The Mission Poetry Series
The reading will be held in Clare’s Place, a library and conference room at the Mission Renewal Center on the grounds of the Old Mission. The event is free and open to the public.
Laure-Anne Bosselaar is the author of The Hour Between Dog and Wolf, and of Small Gods of Grief which was awarded the Isabella Gardner Prize for Poetry for 2001. Her third poetry collection, A New Hunger, was selected as an ALA Notable Book in 2008. A Pushcart Prize winner, her poems have appeared in numerous anthologies and journals, including Ploughshares, AGNI and Harvard Review. Fluent in four languages, she is currently translating American poetry into French and Flemish poetry into English. She teaches at the Low Residency MFA in Creative Writing Program of Pine Manor College, and lives in Santa Barbara, with her husband, poet Kurt Brown.

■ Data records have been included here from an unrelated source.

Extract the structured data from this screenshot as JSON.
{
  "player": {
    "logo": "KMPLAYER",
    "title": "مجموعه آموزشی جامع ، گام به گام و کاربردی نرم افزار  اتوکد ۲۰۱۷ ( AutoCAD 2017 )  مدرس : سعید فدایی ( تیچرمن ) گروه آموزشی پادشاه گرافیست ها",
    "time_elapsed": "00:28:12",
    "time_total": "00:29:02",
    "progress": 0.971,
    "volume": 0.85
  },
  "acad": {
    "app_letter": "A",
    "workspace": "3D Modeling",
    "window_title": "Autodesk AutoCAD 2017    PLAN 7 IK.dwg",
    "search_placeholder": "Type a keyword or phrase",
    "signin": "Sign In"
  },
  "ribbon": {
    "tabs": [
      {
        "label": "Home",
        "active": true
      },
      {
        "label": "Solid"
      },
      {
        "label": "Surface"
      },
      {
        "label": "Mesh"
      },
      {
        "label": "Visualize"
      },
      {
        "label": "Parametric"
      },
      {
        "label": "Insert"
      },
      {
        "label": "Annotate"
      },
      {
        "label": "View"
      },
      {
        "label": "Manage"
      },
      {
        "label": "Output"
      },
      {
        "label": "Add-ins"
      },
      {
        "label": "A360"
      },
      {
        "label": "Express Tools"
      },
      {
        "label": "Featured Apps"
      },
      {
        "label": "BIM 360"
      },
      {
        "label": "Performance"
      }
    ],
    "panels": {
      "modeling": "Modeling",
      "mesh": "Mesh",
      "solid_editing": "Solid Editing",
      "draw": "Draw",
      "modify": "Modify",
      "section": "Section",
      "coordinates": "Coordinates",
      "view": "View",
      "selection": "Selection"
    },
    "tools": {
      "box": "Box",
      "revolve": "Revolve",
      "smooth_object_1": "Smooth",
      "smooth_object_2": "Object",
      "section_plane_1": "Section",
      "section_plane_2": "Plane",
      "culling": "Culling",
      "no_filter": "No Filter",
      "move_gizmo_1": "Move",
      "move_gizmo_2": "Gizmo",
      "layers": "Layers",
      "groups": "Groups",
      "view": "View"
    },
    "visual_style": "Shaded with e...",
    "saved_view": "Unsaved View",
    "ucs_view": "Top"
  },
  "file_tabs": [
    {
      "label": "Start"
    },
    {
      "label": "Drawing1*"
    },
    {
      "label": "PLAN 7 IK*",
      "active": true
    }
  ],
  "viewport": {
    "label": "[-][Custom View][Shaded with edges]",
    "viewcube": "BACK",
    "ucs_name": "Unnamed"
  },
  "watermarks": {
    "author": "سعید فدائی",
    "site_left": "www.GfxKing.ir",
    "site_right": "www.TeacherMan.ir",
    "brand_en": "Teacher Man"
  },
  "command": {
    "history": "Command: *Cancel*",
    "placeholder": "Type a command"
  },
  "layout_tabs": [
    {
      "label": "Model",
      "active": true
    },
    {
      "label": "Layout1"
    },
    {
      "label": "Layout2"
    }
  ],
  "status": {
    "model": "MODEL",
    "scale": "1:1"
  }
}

klipschutz (pen name of Kurt Lipschutz) is the author of This Drawn & Quartered Moon, Anvil Press (Vancouver, B.C.), 2013, as well as Twilight of the Male Ego, The Good Neighbor Policy, and The Erection of Scaffolding for the Re-Painting of Heaven by the Lowest Bidder. His work has appeared in periodicals in the U.S., Canada, and the United Kingdom, and numerous anthologies. Also a songwriter, he co-wrote Chuck Prophet’s 2012 disc, the critically acclaimed Temple Beautiful, “a love letter to San Francisco stained with tears.” He lives in San Francisco, his home of thirty years, with his wife Colette Jappy and three cats.
Marsha de la O’s first book of poetry, Black Hope, won the New Issues Press Poetry Prize and a Small Press Editor’s Choice Award. She is the winner of the dA Poetry Award and the Ventura Poetry Festival Contest. She has published in journals such as Barrow Street, Passages North, Solo, and Third Coast. She was a finalist in the Poets & Writers’ California Voices competition, and a visiting writer at ‘Writers’ Week’ at the University of California, Riverside. She was raised in the Los Angeles area and now lives in Ventura where she is co-editor, with Phil Taggart, of the literary journal, Askew.